A Little Birdie Told Me
The Return of Thelma Scumm
This did not endear me to many animators and studios, and I still have the angry letter from Terry Press at DreamWorks and still recall the blacklisting I received from a certain Disney animator as well. Such is the life of the press.
I really didn't try to ruffle feathers, but as the Dixie Chicks know, sometimes there are consequences for stating your opinion.
In any event, I have been given the opportunity to once again impose my skewed viewpoint on the animation community, and I will do my best to be entertaining and enlightening, and all under my true name. I plan on using this forum more to make commentary than dispense gossip this time, but I still look forward to hearing any gossip from industry insiders and encourage confidential email to me at Mike@Ventrella.com. However, for this column, I just want to discuss something dear to me: What makes a good animated film.
At this moment, there aren't a lot of new animated films on the horizon that I am dying to see other than Finding Nemo. Pixar can do no wrong, and the box office proves this and rewards them. And do you know why? Because John Lasseter knows the secret of what makes a good animated film. It's not how great the character design is. It's not how realistic the horses run across the plains away from the evil cowboys. It's now how current the music and haircuts are to make an old pirate story relevant to kids today.

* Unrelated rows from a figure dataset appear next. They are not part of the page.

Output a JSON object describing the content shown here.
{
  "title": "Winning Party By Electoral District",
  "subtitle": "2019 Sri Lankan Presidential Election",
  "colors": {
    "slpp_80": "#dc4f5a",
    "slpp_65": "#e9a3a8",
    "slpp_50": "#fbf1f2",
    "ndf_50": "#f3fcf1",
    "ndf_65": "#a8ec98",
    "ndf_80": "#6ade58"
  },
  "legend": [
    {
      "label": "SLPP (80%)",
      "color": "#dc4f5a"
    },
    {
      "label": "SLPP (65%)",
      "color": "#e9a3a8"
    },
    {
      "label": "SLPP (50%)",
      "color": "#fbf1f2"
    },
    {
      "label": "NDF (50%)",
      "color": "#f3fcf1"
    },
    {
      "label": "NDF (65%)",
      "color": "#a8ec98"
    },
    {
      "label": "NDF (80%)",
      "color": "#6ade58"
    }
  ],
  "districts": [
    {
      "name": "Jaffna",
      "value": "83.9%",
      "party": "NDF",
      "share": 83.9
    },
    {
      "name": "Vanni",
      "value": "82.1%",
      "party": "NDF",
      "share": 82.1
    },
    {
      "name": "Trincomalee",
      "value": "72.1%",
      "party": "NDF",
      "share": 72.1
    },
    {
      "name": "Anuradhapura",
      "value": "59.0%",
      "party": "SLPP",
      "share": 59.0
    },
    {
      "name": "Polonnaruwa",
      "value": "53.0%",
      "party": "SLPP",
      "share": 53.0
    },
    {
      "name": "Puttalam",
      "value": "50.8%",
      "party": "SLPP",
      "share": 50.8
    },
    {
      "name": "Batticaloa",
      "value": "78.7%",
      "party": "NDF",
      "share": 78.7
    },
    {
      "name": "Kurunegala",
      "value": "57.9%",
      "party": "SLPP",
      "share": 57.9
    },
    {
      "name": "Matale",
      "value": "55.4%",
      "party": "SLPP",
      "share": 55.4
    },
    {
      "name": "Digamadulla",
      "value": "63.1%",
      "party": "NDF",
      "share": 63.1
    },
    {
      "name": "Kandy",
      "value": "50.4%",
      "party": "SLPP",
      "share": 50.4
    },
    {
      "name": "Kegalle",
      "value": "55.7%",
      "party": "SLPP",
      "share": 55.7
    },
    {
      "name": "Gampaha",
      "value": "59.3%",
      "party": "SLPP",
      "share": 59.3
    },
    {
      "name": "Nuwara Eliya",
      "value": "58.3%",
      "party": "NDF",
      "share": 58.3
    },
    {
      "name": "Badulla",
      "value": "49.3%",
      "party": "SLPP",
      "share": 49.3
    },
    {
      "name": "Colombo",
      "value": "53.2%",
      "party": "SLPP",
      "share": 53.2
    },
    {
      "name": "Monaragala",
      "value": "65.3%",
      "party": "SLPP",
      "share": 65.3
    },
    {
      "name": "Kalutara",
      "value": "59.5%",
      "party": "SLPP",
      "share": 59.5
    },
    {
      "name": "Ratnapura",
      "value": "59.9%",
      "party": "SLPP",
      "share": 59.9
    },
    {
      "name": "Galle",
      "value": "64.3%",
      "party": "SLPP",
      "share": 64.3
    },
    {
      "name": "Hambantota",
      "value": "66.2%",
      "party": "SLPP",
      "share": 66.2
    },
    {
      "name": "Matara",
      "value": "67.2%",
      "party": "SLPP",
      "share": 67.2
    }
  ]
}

No, what makes a good animated film is the exact same thing that makes a good live-action film: The foundation of a good script, with believable characters you care about, and supplemented by good directing, good acting, and good editing. And Pixar knows this.
One thing I really enjoyed recently was the extra disc in Monsters, Inc. (Hey, remember when we used to have to pay $30 or $40 more in order to get extras like these?), which went through the story process and showed earlier versions of the film. Story is king, and when other animated studios look to Pixar and wonder how they manage to never make anything less than a blockbuster, they might want to take that into consideration.
Treasure Planet had the basic foundation—an excellent, tried and true book. So why did this one fail? Well, I think pirates had something to do with it. There hasn't been a pirate movie made since The Sea Hawk, with Errol Flynn, that hasn't flopped. Remember Polanski's Pirates? And the huge bomb Cutthroat Island? Argh, matey! As the kids in Bakshi's Mighty Mouse said, "Deliver me lumber!"
Actually, it's not really pirates. Dustin Hoffman's Hook was great, and personally, I love pirates. They're so campy and silly—and Pirates of Penzance is a favorite too. However, I am sure this worry is on the faces of the executives who made the upcoming DreamWorks film Sinbad (and the live-action Pirates of the Carribean). But these should be judged on their own merits. Just because all recent pirate films have bombed is not a reason to think all pirate films will bomb. They just have to be good pirate films.
I'm kind of reminded of how science fiction was treated pre-Star Wars. "SF doesn't sell!" the studios told Lucas. "No one will go and see this! Trust us, we're experts." Of course, the reason SF didn't sell well before Star Wars is because most of the films were not any good. Fantasy films bombed until Jackson's Lord of the Rings came along, and I bet that within a few years we will see a ton of copycat fantasy films as the studios say "That's what the people want! Wizards and elves!"
Well, no, that is not what people want. People want to see good films. It doesn't matter if the films are science fiction or drama or fantasy or animated. If it's good, they will go! (Actually sometimes they will go even if the films are bad, but that's a topic for another column. I don't think many studios intentionally go out of their way to create bad films, although you wouldn't know that by looking at the career of Tom Green.)